Last night was my first night with my new hedgie. I currently have her cage in my room because there's nowhere else in my apartment that I can keep warm enough for her. I could hear her moving around all night, and when I didn't I decided to check on her. Sure enough, she was gone. I tore apart my room to find her in the closet under my hamper. I have her in a C&C cage and didn't realize that she could fit right through the holes. I'm using cardboard and plastic placemats until I can find somewhere that sells cloroplast. I watched her for a while to see exactly how she was escaping. She sticks her nose under the cardboard and lifts it up and sneaks right under. I'm worried that she'll be able to do this with the cloroplast also and I'll have to start all over :[ Are the plastic storage cubes that target sells good for cages? http://www.target.com/Storage-Solut...4545&searchPage=1&field_keywords=storage cube Does anybody use these? Do you know if you can reaarange the way they're connected and even take out the middle's so that it'd be one big area instead of three little ones? Please give me suggestions! I have classes everyday and I'm worried about leaving her here without supervision! Thanks in advance!


----------



## smhufflepuff (Aug 28, 2008)

A quick solution is to get some zip ties/twist ties and attach the plastic placemats/coroplast (when you get it) to the cubes so that she can't can't move them up with her nose.


----------



## azechman (Nov 10, 2009)

Wow, I probably should have been able to think of that myself haha Thanks though, that'll probably work  I'm going out today to buy the cloroplast and I will get zipties as well. I'll let you know how it works out


----------



## shetland (Sep 2, 2008)

The little devil angel! I can't wait to see pictures of this little escape artist!


----------



## azechman (Nov 10, 2009)

Once I can get her to hold still long enough for decent pictures I will post them. I can't even be upset with her for breaking out, shes too darn cuute :]


----------



## aesthetics (Sep 2, 2009)

azechman said:


> Does anybody use these? Do you know if you can reaarange the way they're connected and even take out the middle's so that it'd be one big area instead of three little ones? Please give me suggestions!
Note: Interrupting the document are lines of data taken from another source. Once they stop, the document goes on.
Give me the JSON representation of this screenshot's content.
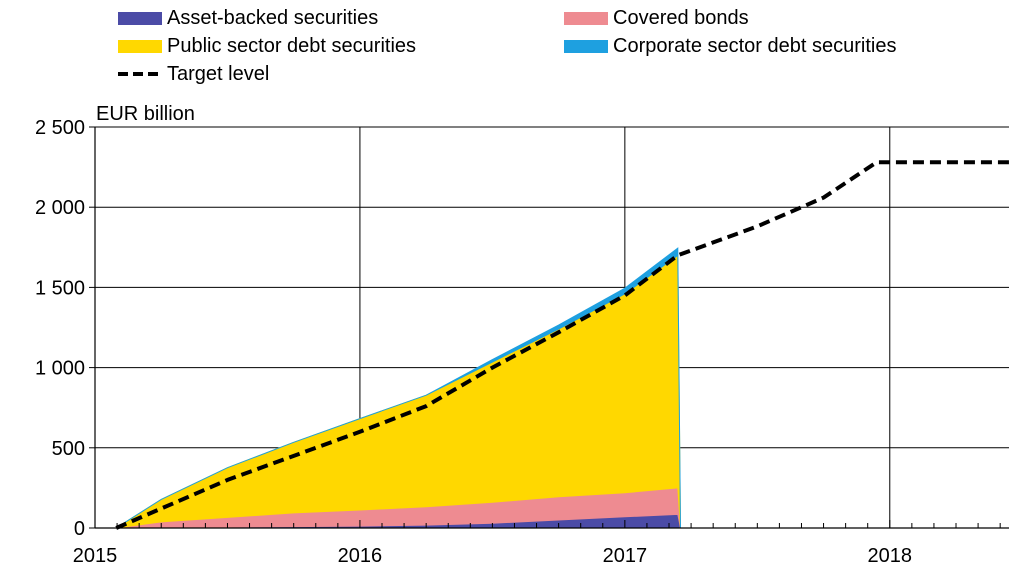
{
  "legend": {
    "abs": "Asset-backed securities",
    "covered": "Covered bonds",
    "public": "Public sector debt securities",
    "corporate": "Corporate sector debt securities",
    "target": "Target level"
  },
  "chart_data": {
    "type": "area",
    "title": "",
    "xlabel": "",
    "ylabel": "EUR billion",
    "ylim": [
      0,
      2500
    ],
    "yticks": [
      0,
      500,
      1000,
      1500,
      2000,
      2500
    ],
    "ytick_labels": [
      "0",
      "500",
      "1 000",
      "1 500",
      "2 000",
      "2 500"
    ],
    "xlim": [
      2015.0,
      2018.45
    ],
    "xtick_labels": [
      "2015",
      "2016",
      "2017",
      "2018"
    ],
    "xtick_values": [
      2015,
      2016,
      2017,
      2018
    ],
    "grid": true,
    "legend_position": "top",
    "stacked": true,
    "series": [
      {
        "name": "Asset-backed securities",
        "color": "#4b4ba6",
        "x": [
          2015.08,
          2015.25,
          2015.5,
          2015.75,
          2016.0,
          2016.25,
          2016.5,
          2016.75,
          2017.0,
          2017.2,
          2017.21
        ],
        "values": [
          0,
          3,
          6,
          9,
          12,
          18,
          30,
          50,
          70,
          85,
          0
        ]
      },
      {
        "name": "Covered bonds",
        "color": "#ee8b91",
        "x": [
          2015.08,
          2015.25,
          2015.5,
          2015.75,
          2016.0,
          2016.25,
          2016.5,
          2016.75,
          2017.0,
          2017.2,
          2017.21
        ],
        "values": [
          0,
          35,
          60,
          85,
          100,
          115,
          130,
          145,
          150,
          165,
          0
        ]
      },
      {
        "name": "Public sector debt securities",
        "color": "#ffd800",
        "x": [
          2015.08,
          2015.25,
          2015.5,
          2015.75,
          2016.0,
          2016.25,
          2016.5,
          2016.75,
          2017.0,
          2017.2,
          2017.21
        ],
        "values": [
          0,
          140,
          310,
          440,
          570,
          695,
          875,
          1045,
          1240,
          1450,
          0
        ]
      },
      {
        "name": "Corporate sector debt securities",
        "color": "#1ea0e0",
        "x": [
          2015.08,
          2015.25,
          2015.5,
          2015.75,
          2016.0,
          2016.25,
          2016.5,
          2016.75,
          2017.0,
          2017.2,
          2017.21
        ],
        "values": [
          0,
          0,
          0,
          0,
          0,
          0,
          15,
          25,
          35,
          45,
          0
        ]
      }
    ],
    "target": {
      "name": "Target level",
      "x": [
        2015.08,
        2015.5,
        2016.0,
        2016.25,
        2016.5,
        2016.75,
        2017.0,
        2017.2,
        2017.5,
        2017.75,
        2017.95,
        2018.45
      ],
      "values": [
        0,
        300,
        600,
        760,
        1000,
        1220,
        1450,
        1700,
        1880,
        2060,
        2280,
        2280
      ]
    }
  }
}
I have classes everyday and I'm worried about leaving her here without supervision! Thanks in advance!


I don't use those per se, but I do use these black storage wire shelf unit thingies, that I got at target. It was fifteen for a box, and a box built me 1 1/2. I built one row where it was open for storage, and then I built the top row for the cage. http://www.facebook.com/photo.php?pid=6 ... 1276627907 sorry for the bad quality. My father came over with zip ties and pliers after we built that. Anyway, so they came with larger squares, and smaller squares. I ended up using the larger ones for the top and bottom. Originally, I just used the liner for the large squares when she was about 3 months. And yeah, my hedgehog got out, too. Now I lay down cardboard; because it's easily interchangeable. If it gets pooped on, I can toss it out, and find a replacement.
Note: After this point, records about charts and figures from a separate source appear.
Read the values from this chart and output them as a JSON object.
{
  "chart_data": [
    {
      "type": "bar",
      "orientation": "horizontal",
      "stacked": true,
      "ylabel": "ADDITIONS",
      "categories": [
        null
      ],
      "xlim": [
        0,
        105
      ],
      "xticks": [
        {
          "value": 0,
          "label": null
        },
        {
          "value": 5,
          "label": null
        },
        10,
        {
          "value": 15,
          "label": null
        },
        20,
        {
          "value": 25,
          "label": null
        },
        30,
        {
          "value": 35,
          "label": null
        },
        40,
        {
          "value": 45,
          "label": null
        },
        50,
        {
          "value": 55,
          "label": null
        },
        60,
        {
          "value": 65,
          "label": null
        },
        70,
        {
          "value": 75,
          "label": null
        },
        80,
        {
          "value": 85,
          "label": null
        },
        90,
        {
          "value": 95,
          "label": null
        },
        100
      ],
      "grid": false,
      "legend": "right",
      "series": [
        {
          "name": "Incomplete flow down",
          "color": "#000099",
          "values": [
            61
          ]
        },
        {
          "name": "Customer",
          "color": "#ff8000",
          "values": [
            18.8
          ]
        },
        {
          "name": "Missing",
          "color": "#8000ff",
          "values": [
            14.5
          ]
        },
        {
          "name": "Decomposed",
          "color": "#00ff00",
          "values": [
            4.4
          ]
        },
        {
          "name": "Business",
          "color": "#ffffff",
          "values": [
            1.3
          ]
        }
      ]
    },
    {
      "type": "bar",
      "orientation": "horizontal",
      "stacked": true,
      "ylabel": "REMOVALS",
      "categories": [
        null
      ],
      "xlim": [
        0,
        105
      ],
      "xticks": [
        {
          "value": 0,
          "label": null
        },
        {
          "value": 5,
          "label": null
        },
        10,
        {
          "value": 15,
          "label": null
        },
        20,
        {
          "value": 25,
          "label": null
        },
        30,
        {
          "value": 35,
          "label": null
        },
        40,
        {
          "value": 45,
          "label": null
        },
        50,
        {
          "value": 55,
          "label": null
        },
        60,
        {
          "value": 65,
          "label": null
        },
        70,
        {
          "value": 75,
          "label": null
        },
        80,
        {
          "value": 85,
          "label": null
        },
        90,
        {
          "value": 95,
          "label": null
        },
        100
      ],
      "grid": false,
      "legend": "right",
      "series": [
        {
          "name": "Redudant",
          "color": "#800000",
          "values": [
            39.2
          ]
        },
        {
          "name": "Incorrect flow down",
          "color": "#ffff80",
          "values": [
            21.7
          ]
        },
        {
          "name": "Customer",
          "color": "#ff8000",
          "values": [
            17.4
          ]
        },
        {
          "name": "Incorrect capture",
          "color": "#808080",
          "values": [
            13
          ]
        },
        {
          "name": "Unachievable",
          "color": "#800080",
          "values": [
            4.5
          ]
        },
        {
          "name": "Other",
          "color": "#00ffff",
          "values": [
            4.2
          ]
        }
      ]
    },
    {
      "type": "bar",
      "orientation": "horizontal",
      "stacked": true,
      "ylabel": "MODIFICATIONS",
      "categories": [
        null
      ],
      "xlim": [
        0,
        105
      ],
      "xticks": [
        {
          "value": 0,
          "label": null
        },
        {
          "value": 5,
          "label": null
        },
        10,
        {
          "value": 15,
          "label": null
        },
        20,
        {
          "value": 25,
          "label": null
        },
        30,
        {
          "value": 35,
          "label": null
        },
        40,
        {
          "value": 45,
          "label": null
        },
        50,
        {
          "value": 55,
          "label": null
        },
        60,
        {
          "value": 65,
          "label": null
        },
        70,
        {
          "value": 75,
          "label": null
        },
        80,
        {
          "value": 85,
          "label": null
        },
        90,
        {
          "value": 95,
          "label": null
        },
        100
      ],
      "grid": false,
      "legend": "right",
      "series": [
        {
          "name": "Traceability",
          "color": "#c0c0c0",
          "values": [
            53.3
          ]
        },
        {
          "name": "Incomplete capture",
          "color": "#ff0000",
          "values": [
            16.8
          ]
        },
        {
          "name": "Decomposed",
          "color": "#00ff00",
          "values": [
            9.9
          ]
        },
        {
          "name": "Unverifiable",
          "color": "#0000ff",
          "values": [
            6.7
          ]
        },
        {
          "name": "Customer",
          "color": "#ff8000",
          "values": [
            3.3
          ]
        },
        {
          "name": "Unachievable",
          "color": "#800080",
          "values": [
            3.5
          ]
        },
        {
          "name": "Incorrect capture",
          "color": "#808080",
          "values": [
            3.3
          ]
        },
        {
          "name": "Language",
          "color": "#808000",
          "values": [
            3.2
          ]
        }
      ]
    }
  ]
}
The cage is 48x16 I believe. It's so large, that is blocks my dresser; and much more roomy than a super pet cage thingy (have one of those two, that my female was temperarily in while she was young). However, since your girl is younger I'm guessing, I'd suggest lining the cage with some tape (cus they can climb); or maybe throwing a blanket over the whole cage, and tucking it in.


----------



## aesthetics (Sep 2, 2009)

Wrong link. x_x

http://photos-c.ak.fbcdn.net/hphotos-ak ... 5209_n.jpg


----------



## Nancy (Aug 22, 2008)

When looking for cube grids, make certain you get the ones that have the 1.5" openings. These are the grids that are 14" square with 9 squares across. Some cubes have less squares making the opening much larger and easy to escape even for larger hedgehogs. 
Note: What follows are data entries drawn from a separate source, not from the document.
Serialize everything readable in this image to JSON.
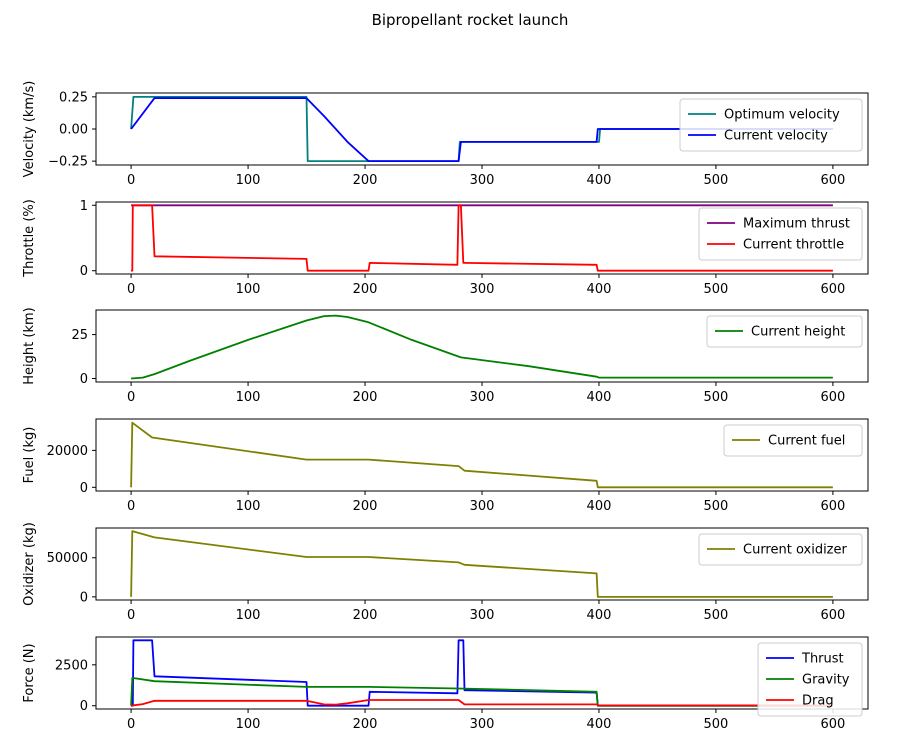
{
  "figure": {
    "title": "Bipropellant rocket launch"
  },
  "chart_data": [
    {
      "type": "line",
      "title": "",
      "xlabel": "",
      "ylabel": "Velocity (km/s)",
      "xlim": [
        -30,
        630
      ],
      "ylim": [
        -0.28,
        0.28
      ],
      "xticks": [
        0,
        100,
        200,
        300,
        400,
        500,
        600
      ],
      "yticks": [
        -0.25,
        0.0,
        0.25
      ],
      "ytick_labels": [
        "−0.25",
        "0.00",
        "0.25"
      ],
      "legend_position": "top-right",
      "series": [
        {
          "name": "Optimum  velocity",
          "color": "#008080",
          "x": [
            0,
            2,
            150,
            151,
            280,
            281,
            400,
            401,
            600
          ],
          "y": [
            0,
            0.25,
            0.25,
            -0.25,
            -0.25,
            -0.1,
            -0.1,
            0,
            0
          ]
        },
        {
          "name": "Current velocity",
          "color": "#0000ff",
          "x": [
            0,
            20,
            150,
            165,
            185,
            203,
            280,
            282,
            398,
            399,
            600
          ],
          "y": [
            0,
            0.24,
            0.24,
            0.1,
            -0.1,
            -0.25,
            -0.25,
            -0.1,
            -0.1,
            0,
            0
          ]
        }
      ]
    },
    {
      "type": "line",
      "title": "",
      "xlabel": "",
      "ylabel": "Throttle (%)",
      "xlim": [
        -30,
        630
      ],
      "ylim": [
        -0.05,
        1.05
      ],
      "xticks": [
        0,
        100,
        200,
        300,
        400,
        500,
        600
      ],
      "yticks": [
        0,
        1
      ],
      "ytick_labels": [
        "0",
        "1"
      ],
      "legend_position": "top-right",
      "series": [
        {
          "name": "Maximum thrust",
          "color": "#800080",
          "x": [
            0,
            600
          ],
          "y": [
            1,
            1
          ]
        },
        {
          "name": "Current throttle",
          "color": "#ff0000",
          "x": [
            0,
            1,
            1.5,
            18,
            20,
            150,
            151,
            203,
            204,
            279,
            280,
            282,
            284,
            285,
            398,
            399,
            600
          ],
          "y": [
            0,
            0,
            1,
            1,
            0.22,
            0.18,
            0,
            0,
            0.12,
            0.09,
            1,
            1,
            0.12,
            0.12,
            0.09,
            0,
            0
          ]
        }
      ]
    },
    {
      "type": "line",
      "title": "",
      "xlabel": "",
      "ylabel": "Height (km)",
      "xlim": [
        -30,
        630
      ],
      "ylim": [
        -2,
        39
      ],
      "xticks": [
        0,
        100,
        200,
        300,
        400,
        500,
        600
      ],
      "yticks": [
        0,
        25
      ],
      "ytick_labels": [
        "0",
        "25"
      ],
      "legend_position": "top-right",
      "series": [
        {
          "name": "Current height",
          "color": "#008000",
          "x": [
            0,
            10,
            20,
            50,
            100,
            150,
            165,
            175,
            185,
            203,
            240,
            282,
            340,
            398,
            400,
            600
          ],
          "y": [
            0,
            0.5,
            2.5,
            10,
            22,
            33,
            35.5,
            35.8,
            35,
            32,
            22,
            12,
            7,
            1,
            0.5,
            0.5
          ]
        }
      ]
    },
    {
      "type": "line",
      "title": "",
      "xlabel": "",
      "ylabel": "Fuel (kg)",
      "xlim": [
        -30,
        630
      ],
      "ylim": [
        -2000,
        37000
      ],
      "xticks": [
        0,
        100,
        200,
        300,
        400,
        500,
        600
      ],
      "yticks": [
        0,
        20000
      ],
      "ytick_labels": [
        "0",
        "20000"
      ],
      "legend_position": "top-right",
      "series": [
        {
          "name": "Current fuel",
          "color": "#808000",
          "x": [
            0,
            1,
            18,
            150,
            203,
            280,
            285,
            398,
            399,
            600
          ],
          "y": [
            0,
            35000,
            27000,
            15000,
            15000,
            11500,
            9000,
            3500,
            0,
            0
          ]
        }
      ]
    },
    {
      "type": "line",
      "title": "",
      "xlabel": "",
      "ylabel": "Oxidizer (kg)",
      "xlim": [
        -30,
        630
      ],
      "ylim": [
        -4000,
        88000
      ],
      "xticks": [
        0,
        100,
        200,
        300,
        400,
        500,
        600
      ],
      "yticks": [
        0,
        50000
      ],
      "ytick_labels": [
        "0",
        "50000"
      ],
      "legend_position": "top-right",
      "series": [
        {
          "name": "Current oxidizer",
          "color": "#808000",
          "x": [
            0,
            1,
            20,
            150,
            203,
            280,
            285,
            398,
            399,
            600
          ],
          "y": [
            0,
            84000,
            76000,
            51000,
            51000,
            44000,
            41000,
            30000,
            0,
            0
          ]
        }
      ]
    },
    {
      "type": "line",
      "title": "",
      "xlabel": "",
      "ylabel": "Force (N)",
      "xlim": [
        -30,
        630
      ],
      "ylim": [
        -200,
        4200
      ],
      "xticks": [
        0,
        100,
        200,
        300,
        400,
        500,
        600
      ],
      "yticks": [
        0,
        2500
      ],
      "ytick_labels": [
        "0",
        "2500"
      ],
      "legend_position": "top-right",
      "series": [
        {
          "name": "Thrust",
          "color": "#0000ff",
          "x": [
            0,
            1.5,
            2,
            18,
            20,
            150,
            151,
            203,
            204,
            279,
            280,
            284,
            285,
            398,
            399,
            600
          ],
          "y": [
            0,
            0,
            4000,
            4000,
            1800,
            1450,
            0,
            0,
            850,
            760,
            4000,
            4000,
            950,
            800,
            0,
            0
          ]
        },
        {
          "name": "Gravity",
          "color": "#008000",
          "x": [
            0,
            1,
            20,
            150,
            203,
            280,
            398,
            399,
            600
          ],
          "y": [
            0,
            1700,
            1500,
            1150,
            1150,
            1050,
            850,
            0,
            0
          ]
        },
        {
          "name": "Drag",
          "color": "#ff0000",
          "x": [
            0,
            10,
            20,
            150,
            165,
            175,
            185,
            203,
            280,
            285,
            398,
            400,
            600
          ],
          "y": [
            0,
            100,
            300,
            300,
            80,
            60,
            150,
            350,
            350,
            80,
            80,
            20,
            20
          ]
        }
      ]
    }
  ]
}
The 1.5" openings are safe for most hedgehogs over 275grams. Some really determined ones at 275g can squeeze out that opening.


----------



## azechman (Nov 10, 2009)

Thanks for all the suggestions guys!
I ended up getting cloroplast and lining about 2/3's of the cage with it. it's ziptied along the bottom and sides so she can't get her nose underneath. So far there have been no escapes  I think I've finally managed to outsmart her haha
Oh, and I drew a picture of Azkaban with a dementor on it, I think he's keeping her in line :lol:


----------



## krbshappy71 (Jul 17, 2009)

YAY! Much more peace of mind, I'm sure, now that you have the new setup. Good job getting that done.


----------